La scuola di don Milani inoltre è una scuola curata negli ambienti e nei particolari, seppur nella povertà di mezzi don Lorenzo ha dato importanza all’edilizia scolastica, perché gli ambienti sono importanti e danno dignità ed appartenenza. Sulla scorta di queste osservazioni, nascerà la Lettera a una professoressa, nella quale sconvolgerà gli antichi criteri del sistema scolastico, che si rivelava stantio e discriminante in base a criteri socio-economici, in base ai quali chi partiva svantaggiato non era messo in grado di recuperare il gap iniziale in alcun modo, ma restava sempre, inevitabilmente “indietro”. “Non vi è nulla di più ingiusto che fare parti uguali tra disuguali”: c’è una ricerca di uguaglianza che finisce con il dimostrarsi sterile, e forse pure ipocrita, se non è accompagnata dalla volontà di creare equità. Non siamo tutti uguali. Non lo siamo mai stati e non lo saremo mai.
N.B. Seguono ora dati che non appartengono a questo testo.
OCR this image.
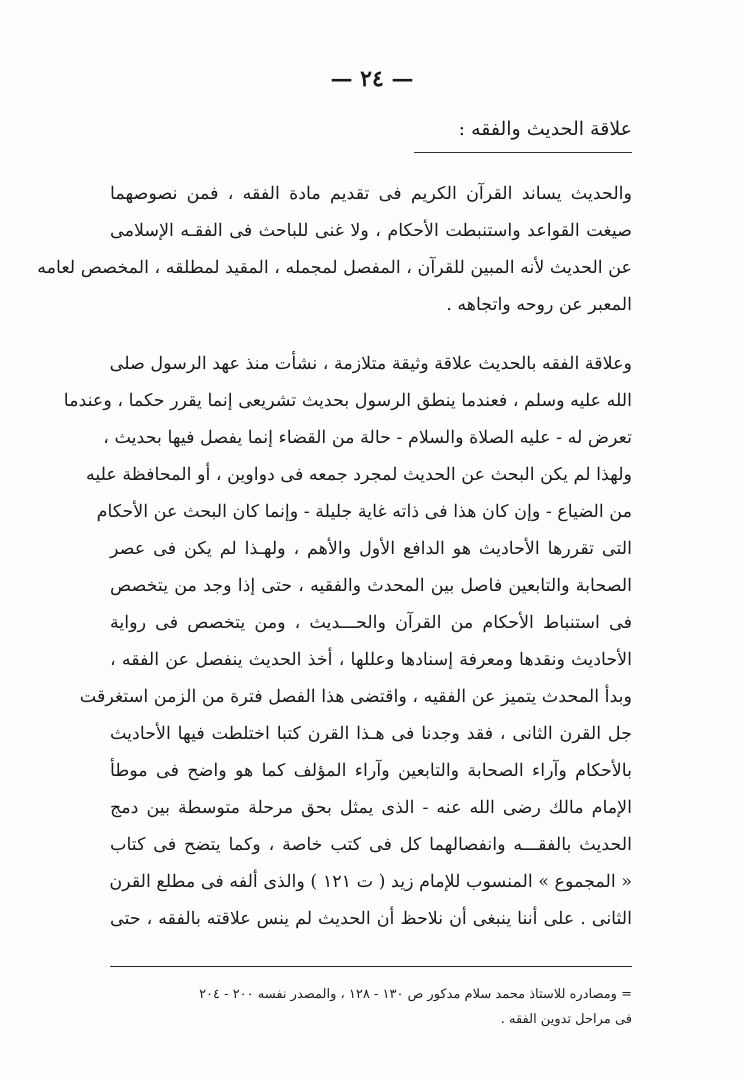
— ٢٤ —
علاقة الحديث والفقه :
والحديث يساند القرآن الكريم فى تقديم مادة الفقه ، فمن نصوصهما
صيغت القواعد واستنبطت الأحكام ، ولا غنى للباحث فى الفقـه الإسلامى
عن الحديث لأنه المبين للقرآن ، المفصل لمجمله ، المقيد لمطلقه ، المخصص لعامه
المعبر عن روحه واتجاهه .
وعلاقة الفقه بالحديث علاقة وثيقة متلازمة ، نشأت منذ عهد الرسول صلى
الله عليه وسلم ، فعندما ينطق الرسول بحديث تشريعى إنما يقرر حكما ، وعندما
تعرض له - عليه الصلاة والسلام - حالة من القضاء إنما يفصل فيها بحديث ،
ولهذا لم يكن البحث عن الحديث لمجرد جمعه فى دواوين ، أو المحافظة عليه
من الضياع - وإن كان هذا فى ذاته غاية جليلة - وإنما كان البحث عن الأحكام
التى تقررها الأحاديث هو الدافع الأول والأهم ، ولهـذا لم يكن فى عصر
الصحابة والتابعين فاصل بين المحدث والفقيه ، حتى إذا وجد من يتخصص
فى استنباط الأحكام من القرآن والحـــديث ، ومن يتخصص فى رواية
الأحاديث ونقدها ومعرفة إسنادها وعللها ، أخذ الحديث ينفصل عن الفقه ،
وبدأ المحدث يتميز عن الفقيه ، واقتضى هذا الفصل فترة من الزمن استغرقت
جل القرن الثانى ، فقد وجدنا فى هـذا القرن كتبا اختلطت فيها الأحاديث
بالأحكام وآراء الصحابة والتابعين وآراء المؤلف كما هو واضح فى موطأ
الإمام مالك رضى الله عنه - الذى يمثل بحق مرحلة متوسطة بين دمج
الحديث بالفقـــه وانفصالهما كل فى كتب خاصة ، وكما يتضح فى كتاب
« المجموع » المنسوب للإمام زيد ( ت ١٢١ ) والذى ألفه فى مطلع القرن
الثانى . على أننا ينبغى أن نلاحظ أن الحديث لم ينس علاقته بالفقه ، حتى
= ومصادره للاستاذ محمد سلام مدكور ص ١٣٠ - ١٢٨ ، والمصدر نفسه ٢٠٠ - ٢٠٤
فى مراحل تدوين الفقه .
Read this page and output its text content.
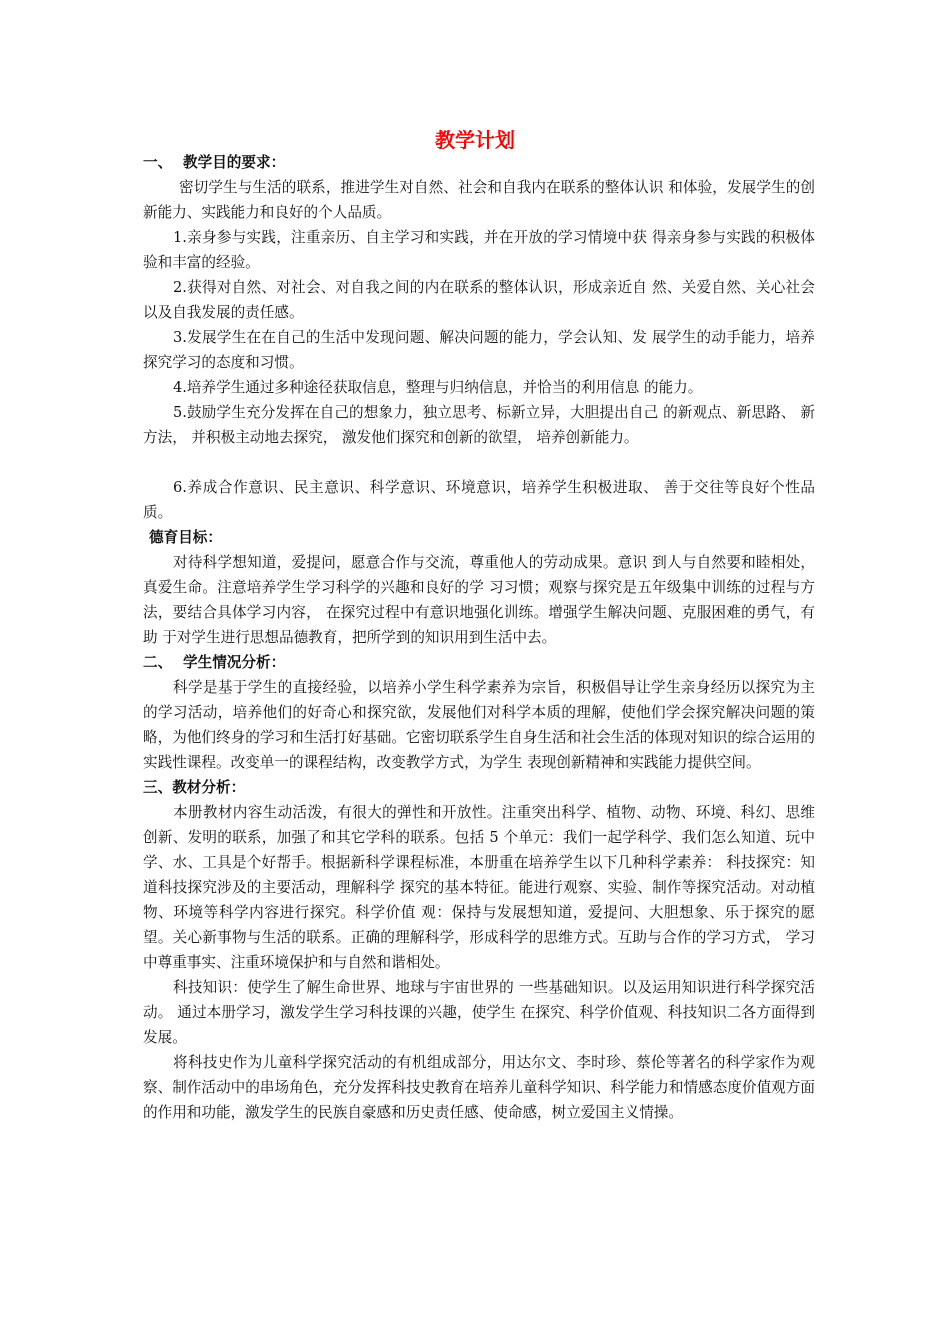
教学计划
一、 教学目的要求：

密切学生与生活的联系，推进学生对自然、社会和自我内在联系的整体认识 和体验，发展学生的创新能力、实践能力和良好的个人品质。

1.亲身参与实践，注重亲历、自主学习和实践，并在开放的学习情境中获 得亲身参与实践的积极体验和丰富的经验。

2.获得对自然、对社会、对自我之间的内在联系的整体认识，形成亲近自 然、关爱自然、关心社会以及自我发展的责任感。

3.发展学生在在自己的生活中发现问题、解决问题的能力，学会认知、发 展学生的动手能力，培养探究学习的态度和习惯。

4.培养学生通过多种途径获取信息，整理与归纳信息，并恰当的利用信息 的能力。

5.鼓励学生充分发挥在自己的想象力，独立思考、标新立异，大胆提出自己 的新观点、新思路、 新方法， 并积极主动地去探究， 激发他们探究和创新的欲望， 培养创新能力。

6.养成合作意识、民主意识、科学意识、环境意识，培养学生积极进取、 善于交往等良好个性品质。

德育目标：

对待科学想知道，爱提问，愿意合作与交流，尊重他人的劳动成果。意识 到人与自然要和睦相处，真爱生命。注意培养学生学习科学的兴趣和良好的学 习习惯；观察与探究是五年级集中训练的过程与方法，要结合具体学习内容， 在探究过程中有意识地强化训练。增强学生解决问题、克服困难的勇气，有助 于对学生进行思想品德教育，把所学到的知识用到生活中去。

二、 学生情况分析：

科学是基于学生的直接经验，以培养小学生科学素养为宗旨，积极倡导让学生亲身经历以探究为主的学习活动，培养他们的好奇心和探究欲，发展他们对科学本质的理解，使他们学会探究解决问题的策略，为他们终身的学习和生活打好基础。它密切联系学生自身生活和社会生活的体现对知识的综合运用的实践性课程。改变单一的课程结构，改变教学方式，为学生 表现创新精神和实践能力提供空间。

三、教材分析：

本册教材内容生动活泼，有很大的弹性和开放性。注重突出科学、植物、动物、环境、科幻、思维 创新、发明的联系，加强了和其它学科的联系。包括 5 个单元：我们一起学科学、我们怎么知道、玩中学、水、工具是个好帮手。根据新科学课程标准，本册重在培养学生以下几种科学素养： 科技探究：知道科技探究涉及的主要活动，理解科学 探究的基本特征。能进行观察、实验、制作等探究活动。对动植物、环境等科学内容进行探究。科学价值 观：保持与发展想知道，爱提问、大胆想象、乐于探究的愿望。关心新事物与生活的联系。正确的理解科学，形成科学的思维方式。互助与合作的学习方式， 学习中尊重事实、注重环境保护和与自然和谐相处。

科技知识：使学生了解生命世界、地球与宇宙世界的 一些基础知识。以及运用知识进行科学探究活动。 通过本册学习，激发学生学习科技课的兴趣，使学生 在探究、科学价值观、科技知识二各方面得到发展。

将科技史作为儿童科学探究活动的有机组成部分，用达尔文、李时珍、蔡伦等著名的科学家作为观察、制作活动中的串场角色，充分发挥科技史教育在培养儿童科学知识、科学能力和情感态度价值观方面的作用和功能，激发学生的民族自豪感和历史责任感、使命感，树立爱国主义情操。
Non risiede però qui il problema. Creare una società di uguali non farebbe che creare un appiattimento, una stesura monocolore su una tela che potrebbe invece, con maggior lustro per tutti, essere variopinta. Il vero obiettivo dovrebbe essere non di creare tanti soggetti uguali, ma favorire la fuoriuscita della ricchezza che la nostra diversità garantisce. Ognuno ha dei doni, ciascuno ha il proprio da condividere con l’umanità.

Tutto questo perché? “I CARE” Aveva fatto scrivere in grande don Milani. “I care tutto”. Mi importa tutto. Ciò che importa è quello che sta a cuore, fino a togliere il sonno. Fossero anche quelle poche anime di un paese sperduto della Toscana, come fu per don Milani.

Don Milani ci indica la via: leggere la realtà, trovare i valori da trasmettere e su questi valori costruire le fondamenta di un bell’edificio curato sicuro ed adeguato che si chiama scuola. In questa scuola poi ci prendiamo cura di tutti nella loro diversità ed unicità.

Allora si che avremmo fatto del bene alla scuola e potremmo prendercene il “merito”.

*Delegato arcivescovile della Diocesi di Torino per l’Insegnamento della Religione Cattolica (IRC).